We Can Take Initiative Towards a Healthier Planet
At this point, there’s not a single person unaware of the harm we’ve done to our planet. Our carbon footprint has polluted the air and caused the distraction of the ozone layer, the oceans are filled with consumer debris and harmful chemical waste. It’s not enough simply to “support the cause”, we all need to join the efforts of moving toward a cleaner and healthier planet by taking initiative in our everyday lives.
Luckily, today’s hearts and minds of people have drastically changed regarding climate change. Our views on sustainability issues have become more reasonable, enabling companies to invest in sustainability without the risk of going broke. Let’s see how we can turn this awareness into concrete action and push the change toward a healthier planet further.
We Are The Driving Force
When I say “we”, I mean the consumers. Our demand is what’s driving the clean energy market. It is obvious that the companies are ready to make a change when consumers express their demand for more responsibility towards the environment. Influenced by the global switch to renewable energy production, the manufacturers of equipment are adapting their designs.
Some industries have been trying to point out that breaking “disruptive” technology into the market is never easy in hopes of softening the rising demand for a healthier planet, but today 90% of consumers are ready to boycott every company that still behaves irresponsibly. This is what brings us closer every day to the zero-emission future. But, to have that driving power, we, the consumers, are the first who need to be willing to make some personal sacrifices.
Although I referred to our efforts as sacrifices in the section above, they are sacrifices just in terms of our daily routines. To truly make a change, we need to play our part on an every-day basis, changing our lifestyle. We won’t show the companies we mean business as part-time activists.
We can start with energy consumption in our homes, unplugging all electronic devices when not using them, flipping the light switches off when we’re not in the room. Switching to the energy-efficient light bulbs and Energy Star appliances go without saying.
Keep in mind that water also requires energy to heat and purify it. With each flush of the toilet, we use about 1.6 gallons. Installing WaterSense showerheads will save up almost 3,000 gallons per year. The more you conserve, the less wastewater and runoff ends up in the ocean.

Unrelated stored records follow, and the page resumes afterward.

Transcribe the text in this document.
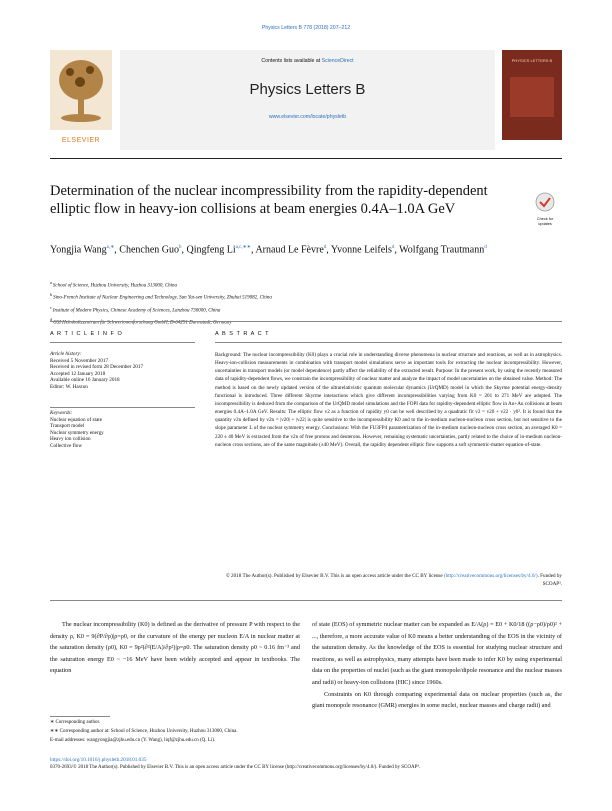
Physics Letters B 778 (2018) 207–212
ELSEVIER
Contents lists available at ScienceDirect
Physics Letters B
www.elsevier.com/locate/physletb
PHYSICS LETTERS B
Determination of the nuclear incompressibility from the rapidity-dependent elliptic flow in heavy-ion collisions at beam energies 0.4A–1.0A GeV
Check for updates
Yongjia Wang$^{a,∗}$, Chenchen Guo$^b$, Qingfeng $Li^{a,c,∗∗}$, Arnaud Le Fèvre$^d$, Yvonne Leifels$^d$, Wolfgang Trautmann$^d$
$^a$ School of Science, Huzhou University, Huzhou 313000, China
$^b$ Sino-French Institute of Nuclear Engineering and Technology, Sun Yat-sen University, Zhuhai 519082, China
$^c$ Institute of Modern Physics, Chinese Academy of Sciences, Lanzhou 730000, China
$^d$ GSI Helmholtzzentrum für Schwerionenforschung GmbH, D-64291 Darmstadt, Germany
A R T I C L E I N F O
Article history:
Received 5 November 2017
Received in revised form 28 December 2017
Accepted 12 January 2018
Available online 16 January 2018
Editor: W. Haxton
Keywords:
Nuclear equation of state
Transport model
Nuclear symmetry energy
Heavy ion collision
Collective flow
A B S T R A C T
Background: The nuclear incompressibility (K0) plays a crucial role in understanding diverse phenomena in nuclear structure and reactions, as well as in astrophysics. Heavy-ion-collision measurements in combination with transport model simulations serve as important tools for extracting the nuclear incompressibility. However, uncertainties in transport models (or model dependence) partly affect the reliability of the extracted result. Purpose: In the present work, by using the recently measured data of rapidity-dependent flows, we constrain the incompressibility of nuclear matter and analyze the impact of model uncertainties on the obtained value. Method: The method is based on the newly updated version of the ultrarelativistic quantum molecular dynamics (UrQMD) model in which the Skyrme potential energy-density functional is introduced. Three different Skyrme interactions which give different incompressibilities varying from K0 = 201 to 271 MeV are adopted. The incompressibility is deduced from the comparison of the UrQMD model simulations and the FOPI data for rapidity-dependent elliptic flow in Au+Au collisions at beam energies 0.4A–1.0A GeV. Results: The elliptic flow v2 as a function of rapidity y0 can be well described by a quadratic fit v2 = v20 + v22 · y0². It is found that the quantity v2n defined by v2n = |v20| + |v22| is quite sensitive to the incompressibility K0 and to the in-medium nucleon-nucleon cross section, but not sensitive to the slope parameter L of the nuclear symmetry energy. Conclusions: With the FU3FP4 parametrization of the in-medium nucleon-nucleon cross section, an averaged K0 = 220 ± 40 MeV is extracted from the v2n of free protons and deuterons. However, remaining systematic uncertainties, partly related to the choice of in-medium nucleon-nucleon cross sections, are of the same magnitude (±40 MeV). Overall, the rapidity dependent elliptic flow supports a soft symmetric-matter equation-of-state.
© 2018 The Author(s). Published by Elsevier B.V. This is an open access article under the CC BY license (http://creativecommons.org/licenses/by/4.0/). Funded by SCOAP³.
The nuclear incompressibility (K0) is defined as the derivative of pressure P with respect to the density ρ, K0 = 9(∂P/∂ρ)|ρ=ρ0, or the curvature of the energy per nucleon E/A in nuclear matter at the saturation density (ρ0), K0 = 9ρ²(∂²(E/A)/∂ρ²)|ρ=ρ0. The saturation density ρ0 ~ 0.16 fm⁻³ and the saturation energy E0 ~ −16 MeV have been widely accepted and appear in textbooks. The equation

of state (EOS) of symmetric nuclear matter can be expanded as E/A(ρ) = E0 + K0/18 ((ρ−ρ0)/ρ0)² + ..., therefore, a more accurate value of K0 means a better understanding of the EOS in the vicinity of the saturation density. As the knowledge of the EOS is essential for studying nuclear structure and reactions, as well as astrophysics, many attempts have been made to infer K0 by using experimental data on the properties of nuclei (such as the giant monopole/dipole resonance and the nuclear masses and radii) or heavy-ion collisions (HIC) since 1960s.

Constraints on K0 through comparing experimental data on nuclear properties (such as, the giant monopole resonance (GMR) energies in some nuclei, nuclear masses and charge radii) and

∗ Corresponding author.
∗∗ Corresponding author at: School of Science, Huzhou University, Huzhou 313000, China.
E-mail addresses: wangyongjia@zjhu.edu.cn (Y. Wang), liqf@zjhu.edu.cn (Q. Li).
https://doi.org/10.1016/j.physletb.2018.01.035
0370-2693/© 2018 The Author(s). Published by Elsevier B.V. This is an open access article under the CC BY license (http://creativecommons.org/licenses/by/4.0/). Funded by SCOAP³.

Stop purchasing plastics and bring a reusable bag for every shopping activity. Shopping in bulk, especially package-free household goods and food, will make this transition easier. If you have space, planting a small vegetable garden will certainly cut down your visits to grocery stores and put healthy food on your table. Stop using single-use items. The act of carrying a reusable water bottle and cup can make a world difference regarding waste.

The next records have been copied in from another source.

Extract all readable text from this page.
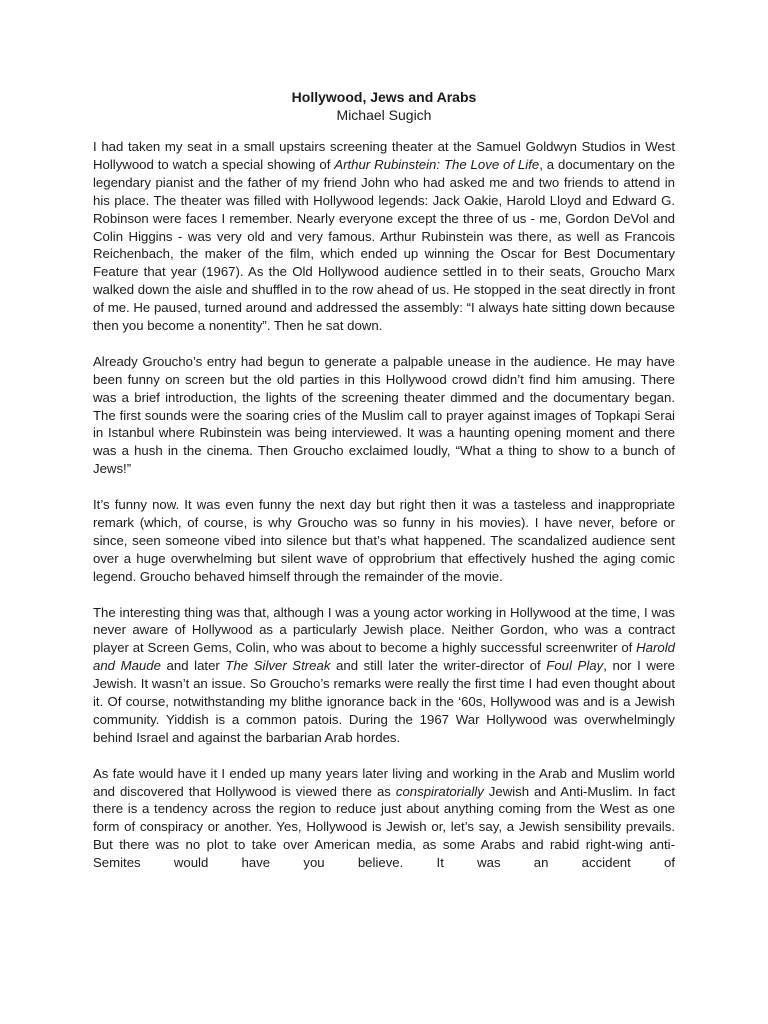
Hollywood, Jews and Arabs
Michael Sugich

I had taken my seat in a small upstairs screening theater at the Samuel Goldwyn Studios in West Hollywood to watch a special showing of Arthur Rubinstein: The Love of Life, a documentary on the legendary pianist and the father of my friend John who had asked me and two friends to attend in his place. The theater was filled with Hollywood legends: Jack Oakie, Harold Lloyd and Edward G. Robinson were faces I remember. Nearly everyone except the three of us - me, Gordon DeVol and Colin Higgins - was very old and very famous. Arthur Rubinstein was there, as well as Francois Reichenbach, the maker of the film, which ended up winning the Oscar for Best Documentary Feature that year (1967). As the Old Hollywood audience settled in to their seats, Groucho Marx walked down the aisle and shuffled in to the row ahead of us. He stopped in the seat directly in front of me. He paused, turned around and addressed the assembly: “I always hate sitting down because then you become a nonentity”. Then he sat down.

Already Groucho’s entry had begun to generate a palpable unease in the audience. He may have been funny on screen but the old parties in this Hollywood crowd didn’t find him amusing. There was a brief introduction, the lights of the screening theater dimmed and the documentary began. The first sounds were the soaring cries of the Muslim call to prayer against images of Topkapi Serai in Istanbul where Rubinstein was being interviewed. It was a haunting opening moment and there was a hush in the cinema. Then Groucho exclaimed loudly, “What a thing to show to a bunch of Jews!”

It’s funny now. It was even funny the next day but right then it was a tasteless and inappropriate remark (which, of course, is why Groucho was so funny in his movies). I have never, before or since, seen someone vibed into silence but that’s what happened. The scandalized audience sent over a huge overwhelming but silent wave of opprobrium that effectively hushed the aging comic legend. Groucho behaved himself through the remainder of the movie.

The interesting thing was that, although I was a young actor working in Hollywood at the time, I was never aware of Hollywood as a particularly Jewish place. Neither Gordon, who was a contract player at Screen Gems, Colin, who was about to become a highly successful screenwriter of Harold and Maude and later The Silver Streak and still later the writer-director of Foul Play, nor I were Jewish. It wasn’t an issue. So Groucho’s remarks were really the first time I had even thought about it. Of course, notwithstanding my blithe ignorance back in the ‘60s, Hollywood was and is a Jewish community. Yiddish is a common patois. During the 1967 War Hollywood was overwhelmingly behind Israel and against the barbarian Arab hordes.

As fate would have it I ended up many years later living and working in the Arab and Muslim world and discovered that Hollywood is viewed there as conspiratorially Jewish and Anti-Muslim. In fact there is a tendency across the region to reduce just about anything coming from the West as one form of conspiracy or another. Yes, Hollywood is Jewish or, let’s say, a Jewish sensibility prevails. But there was no plot to take over American media, as some Arabs and rabid right-wing anti-Semites would have you believe. It was an accident of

Dispose of your waste the right way, recycle everything you can, and compost at home to prevent landfills from filling up.
There’s one aspect of our everyday efforts that deserves special mention – transportation. It’s easy to run errands such as a trip to the supermarket, post office, school, etc. on foot or bike, but some situations simply require a car.
The history of electric cars extends over a century, and they still haven’t become the norm. The reason mainly lies in a somewhat silly argument that they actually don’t have such a big impact on the environment. It leans on the fact that modern EV’s do have zero emissions but are essentially powered by power plants and therefore not “completely green”. To have a full positive environmental impact, the electricity must come solely from low-carbon sources such as nuclear reactors, wind, or sun.
Fact-wise, there’s nothing wrong with this view. The problem lies within the attitude which is far from actionable. At his point, with all their limitations, electric vehicles are able to replace 90% of carbon-emitting ones. There’s no doubt that this could lead to very meaningful greenhouse-gas emissions reduction. Furthermore, more and more companies are switching to renewable energy such as wind, solar, hydroelectric, and geothermal power. To reach a completely green future, we need to act with what we got so far.
This last transportation section perfectly illustrates my point: we’re still far from a healthy planet, but taking initiative as the main driving force and doing all we can right now is the only way of getting there.